Siyaseti, toplumsal tercihlerin belirlendiği bir alan olarak gördüğünü ifade eden Hisarcıklıoğlu, ''TOBB'nin varlık nedenini ve camiamızın istek ve beklentilerini her zaman esas aldım. Bunu yaparken, siyasetin alanıyla kendi görev alanımı birbirine karıştırmamaya özen gösterdim. Bu sorumluluğun bilincinde oldum'' dedi.

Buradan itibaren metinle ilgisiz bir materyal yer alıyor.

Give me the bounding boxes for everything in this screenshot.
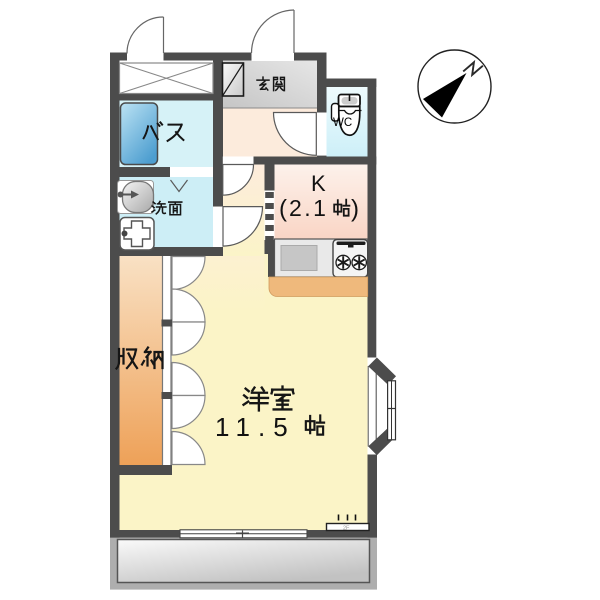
svg-text:K: K: [311, 171, 326, 196]
svg-text:2.1: 2.1: [289, 195, 328, 221]
svg-text:(: (: [279, 196, 287, 223]
svg-text:11.5: 11.5: [215, 412, 296, 442]
svg-text:): ): [351, 196, 359, 223]
svg-text:WC: WC: [333, 117, 352, 129]
svg-text:2F: 2F: [343, 525, 350, 531]
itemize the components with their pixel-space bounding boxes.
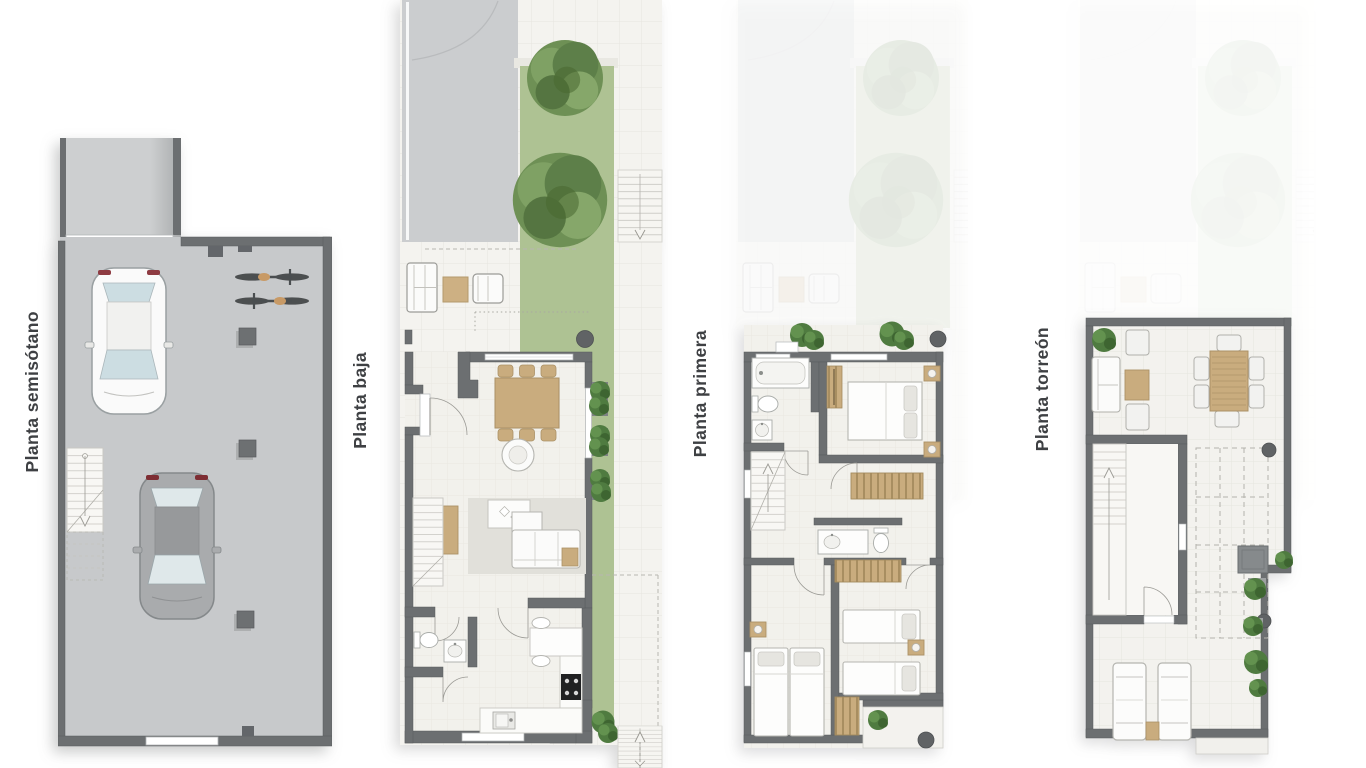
- dining-set: [495, 365, 559, 441]
- kitchen-window: [462, 733, 524, 741]
- floor-label-torreon: Planta torreón: [1032, 327, 1053, 451]
- single-bed: [754, 648, 788, 736]
- plan-torreon: [1078, 0, 1314, 768]
- first-floor-stairs: [751, 452, 785, 530]
- tree: [513, 153, 607, 247]
- tv-cabinet: [443, 506, 458, 554]
- plan-primera: [736, 0, 968, 768]
- kitchen-island: [530, 628, 582, 656]
- coffee-table: [1125, 370, 1149, 400]
- round-column: [918, 732, 934, 748]
- toilet: [758, 396, 778, 412]
- round-column: [577, 331, 594, 348]
- plan-baja: [400, 0, 664, 768]
- single-bed: [843, 610, 920, 643]
- planter-hedge: [589, 381, 611, 502]
- sun-lounger: [1158, 663, 1191, 740]
- driveway: [402, 0, 518, 242]
- single-bed: [843, 662, 920, 695]
- toilet: [420, 633, 438, 648]
- stool: [532, 656, 550, 667]
- cooktop: [561, 674, 581, 700]
- exterior-steps-top: [618, 170, 662, 242]
- bathroom-second: [818, 528, 889, 554]
- wardrobe: [835, 697, 859, 735]
- white-car: [85, 268, 173, 414]
- ground-stairs: [413, 498, 443, 586]
- single-bed: [790, 648, 824, 736]
- floor-plans-sheet: Planta semisótano: [0, 0, 1366, 768]
- hall-wardrobe: [835, 560, 901, 582]
- round-column: [1262, 443, 1276, 457]
- chaise: [512, 512, 542, 532]
- dining-table: [495, 378, 559, 428]
- outdoor-sofa: [1092, 357, 1120, 412]
- basement-door: [146, 737, 218, 745]
- floor-label-baja: Planta baja: [350, 352, 371, 449]
- rear-balcony: [863, 707, 943, 748]
- tree: [527, 40, 603, 116]
- entry-door: [420, 394, 430, 436]
- lounge-chair: [1126, 404, 1149, 430]
- dressing-wardrobe: [851, 473, 923, 499]
- stool: [532, 618, 550, 629]
- lower-roof: [1196, 738, 1268, 754]
- stair-enclosure: [1093, 444, 1186, 623]
- floor-label-primera: Planta primera: [690, 330, 711, 457]
- toilet: [874, 534, 889, 553]
- chimney: [1238, 546, 1268, 573]
- floor-label-semisotano: Planta semisótano: [22, 311, 43, 472]
- plan-semisotano: [58, 138, 332, 750]
- round-column: [930, 331, 946, 347]
- access-ramp: [60, 138, 181, 242]
- gray-car: [133, 473, 221, 619]
- sun-lounger: [1113, 663, 1146, 740]
- lounge-chair: [1126, 330, 1149, 355]
- side-table: [1146, 722, 1159, 740]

Ülke meselelerinin çözüm yerinin, sadece demokrasi platformunda olduğuna inandığını belirten Hisarcıklıoğlu, şöyle devam etti:
''Daha düne kadar hükümetin yandaşı olarak nitelendiriliyordum şimdi ise darbecilikle ilgili iddialara maruz kalmaya başladım. Ben darbe yapmayı vatana ihanet kabul ederim. İhanete teşebbüs edenlerin yanında da olmam, olamam. Bu konuda net olarak şunu söyleyeyim ki bu çamur benim üzerine yapışmaz.
Bugünkü Taraf gazetesinde yayımlanan bir habere göre, birileri darbe yapıp, yeni bir hükümet kurup, başbakanlığa da beni getireceklermiş. Balyoz Harekat Planı'nı ilk kez basından duydum. Darbe planı hazırladığı söylenen şahısları da tanımıyorum. Buna rağmen, demokrasi karşıtı planlara ismimi karıştıranlardan şikayetçiğim. Sadece iddialara dayalı linç fetvaları yayınlanmasından şikayetçiğim. Bulanık suda balık avlamaya çalışanların oltasına takılanlardan şikayetçiyim. Gazetecilerin de bunu sorgulamadan yayınlamasından şikayetçiğim. Gerekli hukuki sürecide başlatmış bulunuyorum.''
Hisarcıklıoğlu, basın toplantısında, şimdiye kadar yaşanan darbelerden ailece, 28 Şubat sürecinde de şahsen ciddi zarar gördüğünü belirtti.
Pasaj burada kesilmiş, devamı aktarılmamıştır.